Factor it. Since n^3 isnt divisible by 3 since n is prime, one of n^3-1 or n^3+1 must be.

Also, number theory is shit and will turn you into a soulless fuckhead.

>>2604737

Forgot to mention you still have to come up with another factor of 3. But that's all I got without having to actually think about it, and I'm not about to do that. :P

>>2604737
don't be dissin the Queen of Mathematics

>>2604737
Thanks. At least I have something else to play around with now.

>>2604791

I lied, I'm a sucker for math problems. You can probably do it by just computing n^3 mod 9 for each case for n mod 9

>>2604824
That or just showing that n^3 mod 9 can only be 1 or 8 would work.
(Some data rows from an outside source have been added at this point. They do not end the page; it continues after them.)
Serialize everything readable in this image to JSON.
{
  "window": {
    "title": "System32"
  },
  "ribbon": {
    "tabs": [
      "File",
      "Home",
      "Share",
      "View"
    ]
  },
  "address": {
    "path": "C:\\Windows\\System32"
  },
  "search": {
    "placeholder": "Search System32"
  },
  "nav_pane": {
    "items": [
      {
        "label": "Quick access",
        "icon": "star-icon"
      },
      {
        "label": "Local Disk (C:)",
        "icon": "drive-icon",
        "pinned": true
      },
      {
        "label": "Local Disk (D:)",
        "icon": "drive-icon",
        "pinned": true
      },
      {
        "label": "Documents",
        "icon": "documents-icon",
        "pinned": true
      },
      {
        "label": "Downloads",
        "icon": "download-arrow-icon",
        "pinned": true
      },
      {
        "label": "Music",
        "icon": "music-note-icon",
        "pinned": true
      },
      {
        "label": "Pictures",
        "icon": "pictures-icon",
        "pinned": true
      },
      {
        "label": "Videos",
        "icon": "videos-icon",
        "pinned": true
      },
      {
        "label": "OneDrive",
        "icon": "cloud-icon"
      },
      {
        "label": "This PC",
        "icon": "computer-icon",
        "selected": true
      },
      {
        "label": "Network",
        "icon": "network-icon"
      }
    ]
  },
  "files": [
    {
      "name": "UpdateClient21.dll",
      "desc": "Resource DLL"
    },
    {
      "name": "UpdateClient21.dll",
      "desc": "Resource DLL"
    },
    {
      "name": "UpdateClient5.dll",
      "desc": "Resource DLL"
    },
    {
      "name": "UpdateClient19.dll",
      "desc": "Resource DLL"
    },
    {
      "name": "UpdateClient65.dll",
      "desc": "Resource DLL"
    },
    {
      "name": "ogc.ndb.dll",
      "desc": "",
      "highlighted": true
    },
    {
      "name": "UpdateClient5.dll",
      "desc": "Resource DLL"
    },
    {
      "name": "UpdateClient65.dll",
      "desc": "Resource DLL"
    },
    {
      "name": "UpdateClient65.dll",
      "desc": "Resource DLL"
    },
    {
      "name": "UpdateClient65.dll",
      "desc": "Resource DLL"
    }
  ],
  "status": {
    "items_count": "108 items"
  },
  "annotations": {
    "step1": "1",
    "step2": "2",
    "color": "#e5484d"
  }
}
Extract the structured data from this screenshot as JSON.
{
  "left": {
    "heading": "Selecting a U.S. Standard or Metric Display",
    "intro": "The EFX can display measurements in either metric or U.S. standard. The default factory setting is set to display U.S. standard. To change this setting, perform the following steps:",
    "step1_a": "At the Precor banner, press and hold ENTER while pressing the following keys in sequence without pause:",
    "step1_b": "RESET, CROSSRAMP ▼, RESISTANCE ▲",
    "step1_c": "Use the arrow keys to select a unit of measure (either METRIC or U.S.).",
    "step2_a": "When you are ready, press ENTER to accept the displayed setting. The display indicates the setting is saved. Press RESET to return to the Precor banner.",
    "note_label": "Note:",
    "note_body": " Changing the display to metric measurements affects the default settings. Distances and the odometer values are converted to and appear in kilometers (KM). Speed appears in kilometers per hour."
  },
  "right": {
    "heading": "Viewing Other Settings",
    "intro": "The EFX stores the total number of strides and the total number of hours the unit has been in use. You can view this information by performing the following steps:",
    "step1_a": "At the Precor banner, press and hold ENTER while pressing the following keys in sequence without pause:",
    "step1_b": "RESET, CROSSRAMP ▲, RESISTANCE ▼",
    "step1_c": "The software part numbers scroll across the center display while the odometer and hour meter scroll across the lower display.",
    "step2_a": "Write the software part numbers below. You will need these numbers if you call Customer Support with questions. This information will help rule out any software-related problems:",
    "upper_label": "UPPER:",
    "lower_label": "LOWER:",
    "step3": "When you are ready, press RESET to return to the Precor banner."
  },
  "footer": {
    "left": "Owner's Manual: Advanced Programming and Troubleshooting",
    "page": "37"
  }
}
But I can't figure out how to find n^3 mod 9 based on what n mod 9 is....

>>2605485

If you're still here, then multiplication "carries over to mods". That is, (a mod 9)(b mod 9) = ab mod 9. So, if you know that n = 1 mod 9, then n^3 = 1^3 mod 9 = 1 mod 9. If n = 2 mod 9, then n^3 mod 9 = 8 mod 9. If n = 4 mod 9, then n^4 mod 9 = 1 mod 9, and so on. You don't need to check 3 or 6 because then n wouldn't be prime.

(n^6-1) = (n^2-1)(n^2-n+1) (n^2+n+1)

thus it's divisible by 3